For Cristina Iglesias, nature thus manifests itself in the form of "decorative motifs" that subvert the architectural forms she builds, ironically and sensually raising the question of the relationship between nature and culture. The Grenoble museum had already devoted a major exhibition to her in 2016. She created the labyrinthine Chambre végétale in situ, like an artificial forest where the distortion of reality flirts with fantasy because it is completely immersive and leads the viewer into a space of pretences, where the plant elements are superimposed to evoke a distorted nature.

Still trying to provoke an ambiguity with materiality, between seduction and distancing, Cristina Iglesias proposes this time Chambre minérale humide, where we find the dimension of the aquatic element that she is so fond of. This "new room", inspired by James Graham Ballard's science fiction novel, The Crystal Forest, is strange and secret. At once mineral and oozing with moisture, an architectural and primitive organism, paradoxical, where trompe-l'oeil is an invitation to travel addressed to the mind. "This cubic space made of white marble powder, open to the outside by fine loopholes, contains a bas-relief of rocky forms and crystallised lichens", describes the journalist from Connaissance des arts. "These forms give off humidity. The atmosphere affects your senses. This sculpture is a place in itself, a place of being, a place of transit and disorientation. Water is absorbed by a porous stone floor and falls into a basin before being recycled to fall back onto the interior walls," explains Cristina Iglesias herself.

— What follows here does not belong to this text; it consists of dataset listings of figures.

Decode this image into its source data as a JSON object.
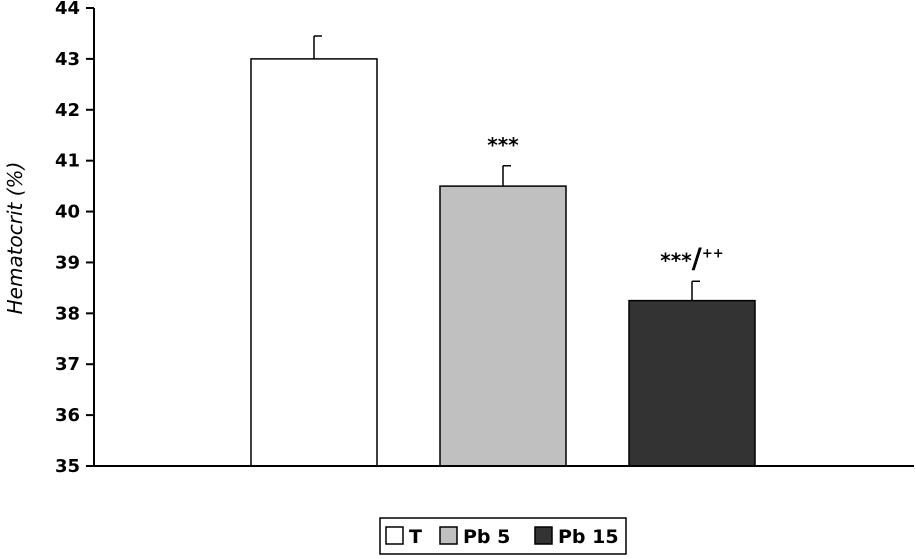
{
  "chart_data": {
    "type": "bar",
    "title": "",
    "xlabel": "",
    "ylabel": "Hematocrit (%)",
    "ylim": [
      35,
      44
    ],
    "yticks": [
      35,
      36,
      37,
      38,
      39,
      40,
      41,
      42,
      43,
      44
    ],
    "grid": false,
    "legend_position": "bottom-center",
    "series": [
      {
        "name": "T",
        "value": 43.0,
        "error": 0.45,
        "color": "#ffffff",
        "annotation": ""
      },
      {
        "name": "Pb 5",
        "value": 40.5,
        "error": 0.4,
        "color": "#c0c0c0",
        "annotation": "***"
      },
      {
        "name": "Pb 15",
        "value": 38.25,
        "error": 0.38,
        "color": "#333333",
        "annotation": "***/++"
      }
    ]
  }
}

As is often the case in contemporary art, the artist calls on a number of collaborators to help her turn her imagination into reality. For example, to develop the Wet Mineral Room, Iglesias began by working closely with her studio team to draw sketches and make wax models. An architect then modelled the work in 3D to simulate its installation in the Grenoble museum before it was made on site. A second workshop in Segovia, still in Spain, allowed the artist to experiment with the installation of her large pieces, such as Deep Fountain (1997-2006), an immense basin made of a bas-relief of eucalyptus leaves that empties and then fills up to reflect the façade of the Antwerp Museum of Fine Arts, Gates-Passage (2006-2007), monumental bronze doors in perpetual movement at the entrance to the Prado in Madrid, Vegetation Room Inhotim (2010-2012), a labyrinthine pavilion in the heart of the tropical savannah in Brazil... or Estancias Sumergidas (2010), an underwater work immersed at a depth of fifteen metres in the Bay of Cortez in Mexico. Many engineers are also involved in designing the necessary hydraulic devices with the artist. And it is a foundry in Eibar, in the Basque Country, that casts the monumental bronze works of Cristina Iglesias.

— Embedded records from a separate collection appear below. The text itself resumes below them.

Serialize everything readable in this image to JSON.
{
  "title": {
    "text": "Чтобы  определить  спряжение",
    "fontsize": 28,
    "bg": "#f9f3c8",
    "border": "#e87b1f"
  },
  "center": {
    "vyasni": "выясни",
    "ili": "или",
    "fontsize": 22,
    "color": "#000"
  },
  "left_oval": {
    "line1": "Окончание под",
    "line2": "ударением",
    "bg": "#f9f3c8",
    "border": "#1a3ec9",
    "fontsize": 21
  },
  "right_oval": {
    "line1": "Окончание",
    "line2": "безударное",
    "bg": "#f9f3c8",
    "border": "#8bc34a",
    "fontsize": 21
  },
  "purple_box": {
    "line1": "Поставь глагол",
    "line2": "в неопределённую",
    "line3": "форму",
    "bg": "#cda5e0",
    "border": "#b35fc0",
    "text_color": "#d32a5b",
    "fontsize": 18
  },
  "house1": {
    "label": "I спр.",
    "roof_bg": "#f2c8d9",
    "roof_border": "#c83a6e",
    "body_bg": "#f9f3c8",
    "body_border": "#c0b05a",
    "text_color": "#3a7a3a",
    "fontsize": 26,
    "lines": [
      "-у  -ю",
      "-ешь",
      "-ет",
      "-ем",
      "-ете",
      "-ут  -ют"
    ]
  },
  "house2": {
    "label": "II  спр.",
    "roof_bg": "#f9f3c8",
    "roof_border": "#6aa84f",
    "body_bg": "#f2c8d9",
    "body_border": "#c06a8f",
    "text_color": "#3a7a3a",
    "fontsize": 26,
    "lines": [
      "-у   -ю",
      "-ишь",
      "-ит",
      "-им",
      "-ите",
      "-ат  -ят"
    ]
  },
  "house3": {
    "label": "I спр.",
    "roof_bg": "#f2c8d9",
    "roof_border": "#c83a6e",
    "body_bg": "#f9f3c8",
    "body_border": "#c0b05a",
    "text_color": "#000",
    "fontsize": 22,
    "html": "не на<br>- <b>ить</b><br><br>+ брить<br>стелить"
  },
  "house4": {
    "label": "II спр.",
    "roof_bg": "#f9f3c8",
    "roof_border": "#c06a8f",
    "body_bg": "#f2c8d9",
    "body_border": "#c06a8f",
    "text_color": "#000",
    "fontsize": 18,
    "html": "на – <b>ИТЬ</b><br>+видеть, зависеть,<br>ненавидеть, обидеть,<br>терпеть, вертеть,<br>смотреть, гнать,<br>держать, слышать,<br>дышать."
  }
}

Since her beginnings, the Spanish artist, who is one of the greatest names in contemporary art, has relied on architectural forms that are an invitation to particular sensory experiences. Her works of art are all about space. Spaces that are confronted, that are approached, that are penetrated. Where architecture and nature mingle. Where the truth is always multiple. Cristina Iglesias represented Spain at the Venice Biennale in 1986 and 1993. From the Lofoten Islands to Baja California, numerous commissions have led to the installation of permanent artworks by Cristina Iglesias.